Leptin and TRH act synergistically in the hindbrain to drive thermogenesis. However, in a starving condition there is a subsequent drop in Leptin and thermogenesis. Behind these simple facts are complex processes that occur in the hindbrain. The team is providing important insights including location of events and relevant signaling molecules. (doi:10.1016/j.brainres.2010.07.094).

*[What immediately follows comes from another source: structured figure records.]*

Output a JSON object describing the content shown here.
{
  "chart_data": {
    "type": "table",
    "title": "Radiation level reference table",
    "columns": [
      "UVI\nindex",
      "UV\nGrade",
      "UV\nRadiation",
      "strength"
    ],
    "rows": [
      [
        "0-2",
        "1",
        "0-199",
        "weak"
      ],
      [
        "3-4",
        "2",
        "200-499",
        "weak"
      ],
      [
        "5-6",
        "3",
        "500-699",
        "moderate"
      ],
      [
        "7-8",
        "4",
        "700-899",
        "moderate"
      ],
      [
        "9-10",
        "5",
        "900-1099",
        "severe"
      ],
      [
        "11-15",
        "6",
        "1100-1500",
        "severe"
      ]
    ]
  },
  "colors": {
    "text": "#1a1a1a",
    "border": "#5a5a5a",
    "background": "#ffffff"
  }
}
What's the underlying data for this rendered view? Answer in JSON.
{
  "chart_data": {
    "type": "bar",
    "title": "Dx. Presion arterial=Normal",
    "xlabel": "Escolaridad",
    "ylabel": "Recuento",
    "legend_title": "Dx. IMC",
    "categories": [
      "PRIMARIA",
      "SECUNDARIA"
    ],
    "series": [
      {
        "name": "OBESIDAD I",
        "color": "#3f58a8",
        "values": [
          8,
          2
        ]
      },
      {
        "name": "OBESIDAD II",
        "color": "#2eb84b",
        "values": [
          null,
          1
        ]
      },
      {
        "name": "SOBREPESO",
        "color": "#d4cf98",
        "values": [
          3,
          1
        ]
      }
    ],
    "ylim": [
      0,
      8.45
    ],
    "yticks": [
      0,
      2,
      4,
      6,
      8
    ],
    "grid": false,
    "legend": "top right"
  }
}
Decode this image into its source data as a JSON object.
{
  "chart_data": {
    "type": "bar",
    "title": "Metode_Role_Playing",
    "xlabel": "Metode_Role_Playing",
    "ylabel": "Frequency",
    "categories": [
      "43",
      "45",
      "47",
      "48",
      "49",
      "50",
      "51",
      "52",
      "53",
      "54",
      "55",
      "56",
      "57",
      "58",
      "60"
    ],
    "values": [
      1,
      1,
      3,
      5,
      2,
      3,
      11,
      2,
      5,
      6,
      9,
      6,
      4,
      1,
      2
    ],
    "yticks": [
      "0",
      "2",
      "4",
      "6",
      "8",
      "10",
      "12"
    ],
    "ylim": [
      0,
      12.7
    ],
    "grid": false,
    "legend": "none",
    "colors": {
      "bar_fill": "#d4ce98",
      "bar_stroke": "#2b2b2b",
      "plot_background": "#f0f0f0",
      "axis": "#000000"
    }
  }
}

The Future-Caged Compounds and Live Cell Signaling
Caged compounds are bioactive molecules attached to photolabile groups, that release the active component on contact with photons of the right energy level – the process of photolysis. Photolysis is now widely applied in biology to induce neurotransmitter and otherm ligand-receptor interactions in conditions that are otherwise subject to poor diffusional access and receptor desensitization, as well as for labile ligands.
This novel technology affords Dr. Rogers and his team the capability do live cell imaging of calcium signaling. From these they will help us gain a deeper understanding of what is happing and where. Specifically, we will more exactly learn the role that astrocytes and glia play in controlling the role of Leptin and related signaling molecules in controlling energy, metabolism and feeding behavior. This could lead to important target for future therapies.